平成29年9月14日木曜日の修法記

 本日の修練では、基本稽古及び鎮魂行の後、「転身蹴」「横転身蹴」「半転身蹴」「逆転身蹴」「下受蹴」「蹴天三」「蹴天一」の復習を行いました。

「横転身蹴」「半転身蹴」「逆転身蹴」
 構えをあえて崩すことで虚を見せて、突かれるのではなく突かせるという誘いの意識を持って行うように指導していだきました。横転身蹴と半転身蹴は中段構の肘を浮かせて、逆転身蹴は正面の八相構から斜めに外して誘います。守者は攻撃を受けて蹴返すというレベルから、空間に圧力が生じる瞬間や、相手の意識が飛んでくるのを感じるようにという修練でした。

「蹴天三」「蹴天一」
 相手の突き蹴りの攻撃の力の流れを意識し、受け手の捌き方や立ち位置によって力の流れを変える方法を指導していただきました。
 まず蹴天三の廻蹴が逆蹴になった場合など、状況によって変化する相手の動きに合わせた対処法として、下十字受を使った蹴りの受け方を指導していただきました。逆蹴を正面から受けると体格や筋力の差で有利不利がわかれてしまうので、真っ直ぐ伸びてくる蹴り足に対して左手で吸収、右手・右肘・右半身を使ってそれを受け流す方法で受けを行いました。
 蹴天一では、相手の二連攻に対して外受、払受、金的蹴・・・の動きを行いますが、それを一挙動で行い入身までを1として行う修練で、先を取って動く意識の訓練を行いました。

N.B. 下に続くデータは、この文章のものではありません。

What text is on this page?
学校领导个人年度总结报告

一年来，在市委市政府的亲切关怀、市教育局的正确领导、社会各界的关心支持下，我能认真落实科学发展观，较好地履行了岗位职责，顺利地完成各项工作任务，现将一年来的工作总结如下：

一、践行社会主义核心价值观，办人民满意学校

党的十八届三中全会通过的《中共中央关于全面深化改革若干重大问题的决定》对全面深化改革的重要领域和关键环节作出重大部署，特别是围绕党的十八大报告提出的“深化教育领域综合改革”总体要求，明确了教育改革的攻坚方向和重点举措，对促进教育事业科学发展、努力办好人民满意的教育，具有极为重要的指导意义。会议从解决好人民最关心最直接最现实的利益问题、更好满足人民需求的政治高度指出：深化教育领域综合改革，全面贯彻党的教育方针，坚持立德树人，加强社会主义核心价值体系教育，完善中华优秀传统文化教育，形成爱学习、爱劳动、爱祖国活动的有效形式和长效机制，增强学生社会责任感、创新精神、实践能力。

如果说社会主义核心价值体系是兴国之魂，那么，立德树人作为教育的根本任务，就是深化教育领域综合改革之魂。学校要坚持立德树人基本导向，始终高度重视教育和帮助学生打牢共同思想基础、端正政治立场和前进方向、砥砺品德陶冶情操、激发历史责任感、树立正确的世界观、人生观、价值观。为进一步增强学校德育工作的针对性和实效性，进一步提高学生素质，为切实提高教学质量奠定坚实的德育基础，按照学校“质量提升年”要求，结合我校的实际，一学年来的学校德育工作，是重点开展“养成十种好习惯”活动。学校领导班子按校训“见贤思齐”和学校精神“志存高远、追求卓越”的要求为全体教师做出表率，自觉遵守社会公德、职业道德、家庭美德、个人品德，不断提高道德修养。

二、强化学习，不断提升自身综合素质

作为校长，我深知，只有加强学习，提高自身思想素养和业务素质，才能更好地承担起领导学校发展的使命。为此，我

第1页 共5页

 いずれも単なる突き蹴り反撃の技術修練ではなく、刻一刻と変化するエネルギーの大きさや方向性を意識してそれを操作する修練であり、(それが目に見える形で人に影響を及ぼすので技に固執してしまいがちですが)本来武道とはその意識をもって調和的な関係性を築いていくための技であることを再確認しました。